Negotiations in Geneva on Iran’s nuclear program are "substantive and forward-looking," according to EU foreign policy chief Catherine Ashton and Iranian Foreign Minister Mohammad Javad Zarif. Too bad Iranians can’t learn about the talks over social media because of Iran’s censorship policy.
For the past two years, Moscow has criticized, or more often ignored, Human Rights Watch reporting on Syria and our documentation of government abuses. But this week, the Russian Foreign Ministry lauded one of our Syria reports – but only because it blames some rebel groups for atrocities rather than government forces.

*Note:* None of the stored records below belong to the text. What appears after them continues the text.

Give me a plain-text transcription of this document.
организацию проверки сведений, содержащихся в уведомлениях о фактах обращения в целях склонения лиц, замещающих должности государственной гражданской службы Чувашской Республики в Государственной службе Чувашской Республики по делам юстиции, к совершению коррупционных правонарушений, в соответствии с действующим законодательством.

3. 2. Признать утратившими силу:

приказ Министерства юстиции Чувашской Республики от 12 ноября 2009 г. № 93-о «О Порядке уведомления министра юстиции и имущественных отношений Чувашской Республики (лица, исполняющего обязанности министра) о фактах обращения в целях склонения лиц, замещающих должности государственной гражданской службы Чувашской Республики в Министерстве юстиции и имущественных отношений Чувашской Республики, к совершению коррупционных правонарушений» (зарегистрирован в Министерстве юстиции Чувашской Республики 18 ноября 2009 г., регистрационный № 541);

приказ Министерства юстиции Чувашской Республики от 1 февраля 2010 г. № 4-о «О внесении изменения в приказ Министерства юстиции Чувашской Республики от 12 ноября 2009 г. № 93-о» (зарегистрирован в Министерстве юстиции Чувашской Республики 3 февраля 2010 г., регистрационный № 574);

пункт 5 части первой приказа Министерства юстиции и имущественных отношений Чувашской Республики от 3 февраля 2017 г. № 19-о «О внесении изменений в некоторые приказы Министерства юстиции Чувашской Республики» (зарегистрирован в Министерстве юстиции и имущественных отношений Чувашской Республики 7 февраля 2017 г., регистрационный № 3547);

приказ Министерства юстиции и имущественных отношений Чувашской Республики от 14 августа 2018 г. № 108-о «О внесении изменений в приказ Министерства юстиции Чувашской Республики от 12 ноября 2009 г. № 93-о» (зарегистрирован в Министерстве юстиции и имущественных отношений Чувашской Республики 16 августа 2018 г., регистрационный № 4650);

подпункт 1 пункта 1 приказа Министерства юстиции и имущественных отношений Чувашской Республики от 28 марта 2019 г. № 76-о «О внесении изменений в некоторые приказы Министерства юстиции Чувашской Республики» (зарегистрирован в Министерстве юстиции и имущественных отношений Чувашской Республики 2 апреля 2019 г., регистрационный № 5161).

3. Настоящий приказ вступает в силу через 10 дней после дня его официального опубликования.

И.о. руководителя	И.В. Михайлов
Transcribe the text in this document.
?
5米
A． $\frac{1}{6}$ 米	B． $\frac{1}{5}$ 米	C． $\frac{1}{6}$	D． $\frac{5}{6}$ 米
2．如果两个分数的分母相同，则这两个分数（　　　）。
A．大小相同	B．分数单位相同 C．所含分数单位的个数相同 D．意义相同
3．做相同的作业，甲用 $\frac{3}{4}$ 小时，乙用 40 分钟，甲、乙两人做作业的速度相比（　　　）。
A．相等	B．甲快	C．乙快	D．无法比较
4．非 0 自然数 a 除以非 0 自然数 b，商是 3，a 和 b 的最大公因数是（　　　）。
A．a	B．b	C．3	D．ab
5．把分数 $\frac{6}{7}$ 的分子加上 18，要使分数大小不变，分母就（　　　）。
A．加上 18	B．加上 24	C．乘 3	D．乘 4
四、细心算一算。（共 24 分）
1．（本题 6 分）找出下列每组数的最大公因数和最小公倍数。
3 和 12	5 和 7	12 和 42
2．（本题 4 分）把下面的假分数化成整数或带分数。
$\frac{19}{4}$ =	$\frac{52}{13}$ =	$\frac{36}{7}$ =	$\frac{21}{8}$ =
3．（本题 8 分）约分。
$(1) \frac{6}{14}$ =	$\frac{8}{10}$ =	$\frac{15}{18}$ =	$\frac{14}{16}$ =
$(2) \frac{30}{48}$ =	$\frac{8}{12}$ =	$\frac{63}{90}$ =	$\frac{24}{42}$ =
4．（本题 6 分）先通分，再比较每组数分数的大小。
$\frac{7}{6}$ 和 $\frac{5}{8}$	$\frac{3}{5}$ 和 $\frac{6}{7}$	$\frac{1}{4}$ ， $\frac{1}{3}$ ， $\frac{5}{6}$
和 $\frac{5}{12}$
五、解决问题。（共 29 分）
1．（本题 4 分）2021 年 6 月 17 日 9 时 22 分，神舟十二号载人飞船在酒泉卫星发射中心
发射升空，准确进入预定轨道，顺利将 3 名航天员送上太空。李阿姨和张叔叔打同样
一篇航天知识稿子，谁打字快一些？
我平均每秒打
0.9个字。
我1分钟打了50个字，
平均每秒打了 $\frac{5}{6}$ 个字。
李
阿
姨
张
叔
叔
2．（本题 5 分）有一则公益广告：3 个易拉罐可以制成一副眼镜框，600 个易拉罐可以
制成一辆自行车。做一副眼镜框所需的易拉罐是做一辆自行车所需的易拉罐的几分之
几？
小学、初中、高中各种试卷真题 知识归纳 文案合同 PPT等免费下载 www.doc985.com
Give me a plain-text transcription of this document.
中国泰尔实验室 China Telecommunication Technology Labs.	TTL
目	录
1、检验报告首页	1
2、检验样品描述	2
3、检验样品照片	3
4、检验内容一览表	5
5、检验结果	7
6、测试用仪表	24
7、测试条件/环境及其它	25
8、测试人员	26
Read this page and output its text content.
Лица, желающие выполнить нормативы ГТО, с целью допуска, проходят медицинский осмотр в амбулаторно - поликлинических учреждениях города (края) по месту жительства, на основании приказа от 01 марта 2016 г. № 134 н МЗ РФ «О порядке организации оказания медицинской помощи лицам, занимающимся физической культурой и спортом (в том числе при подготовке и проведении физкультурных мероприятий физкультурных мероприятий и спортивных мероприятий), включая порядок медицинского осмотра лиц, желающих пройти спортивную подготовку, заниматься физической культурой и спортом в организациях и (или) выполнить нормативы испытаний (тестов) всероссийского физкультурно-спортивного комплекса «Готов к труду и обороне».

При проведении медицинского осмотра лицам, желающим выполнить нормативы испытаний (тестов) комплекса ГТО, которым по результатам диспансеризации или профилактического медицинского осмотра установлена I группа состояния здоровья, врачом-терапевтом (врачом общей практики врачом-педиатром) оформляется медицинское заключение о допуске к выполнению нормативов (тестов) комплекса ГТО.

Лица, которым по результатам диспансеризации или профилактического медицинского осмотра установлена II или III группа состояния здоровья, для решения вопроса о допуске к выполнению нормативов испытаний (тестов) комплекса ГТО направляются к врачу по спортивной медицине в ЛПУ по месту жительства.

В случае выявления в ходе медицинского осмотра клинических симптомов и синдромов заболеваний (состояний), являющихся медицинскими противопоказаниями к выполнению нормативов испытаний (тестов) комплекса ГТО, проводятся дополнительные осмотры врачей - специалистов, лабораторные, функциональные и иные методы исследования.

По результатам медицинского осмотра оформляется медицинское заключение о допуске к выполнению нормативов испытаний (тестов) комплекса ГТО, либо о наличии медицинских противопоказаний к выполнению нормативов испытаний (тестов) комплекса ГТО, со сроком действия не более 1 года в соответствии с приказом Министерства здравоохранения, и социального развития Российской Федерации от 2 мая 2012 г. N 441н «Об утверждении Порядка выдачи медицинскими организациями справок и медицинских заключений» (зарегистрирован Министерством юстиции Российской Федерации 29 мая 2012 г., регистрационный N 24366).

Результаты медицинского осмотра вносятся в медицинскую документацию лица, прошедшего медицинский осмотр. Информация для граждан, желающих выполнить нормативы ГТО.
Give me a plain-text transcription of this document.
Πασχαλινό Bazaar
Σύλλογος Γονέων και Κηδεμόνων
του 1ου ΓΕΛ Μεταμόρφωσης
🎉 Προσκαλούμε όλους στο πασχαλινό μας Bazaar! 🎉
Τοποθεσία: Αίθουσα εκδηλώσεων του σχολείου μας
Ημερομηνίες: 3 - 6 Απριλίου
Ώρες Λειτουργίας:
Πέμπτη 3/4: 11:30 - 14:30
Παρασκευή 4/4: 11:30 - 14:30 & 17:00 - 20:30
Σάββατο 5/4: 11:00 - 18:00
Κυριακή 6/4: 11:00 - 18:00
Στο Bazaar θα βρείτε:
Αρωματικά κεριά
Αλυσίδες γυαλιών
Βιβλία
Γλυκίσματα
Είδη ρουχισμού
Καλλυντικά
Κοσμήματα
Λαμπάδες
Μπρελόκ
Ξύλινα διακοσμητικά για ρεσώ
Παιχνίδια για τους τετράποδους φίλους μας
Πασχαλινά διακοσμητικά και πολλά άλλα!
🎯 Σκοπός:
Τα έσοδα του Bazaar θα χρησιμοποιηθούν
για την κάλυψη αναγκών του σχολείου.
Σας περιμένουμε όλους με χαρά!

From earlier today: Russia seems to be arresting the wrong people. After the fatal stabbing of a young man in Moscow last week, word spread that the attacker was not an ethnic Russian, and racist mobs swarmed a wholesale vegetable market where many traders and handymen work who come from the Caucasus and Central Asia. In the wake of the violence, Moscow police incredibly began rounding up ethnic minorities. Sadly, this kind of thing is all too common in Russia, as human rights campaigner Svetlana Gannushkina explains... Staying in Russia, today also marked a significant moment in the case against opposition leader Alexei Navalny, with a court suspending his sentence. Still, the surprise end to this political trial hardly represents progress.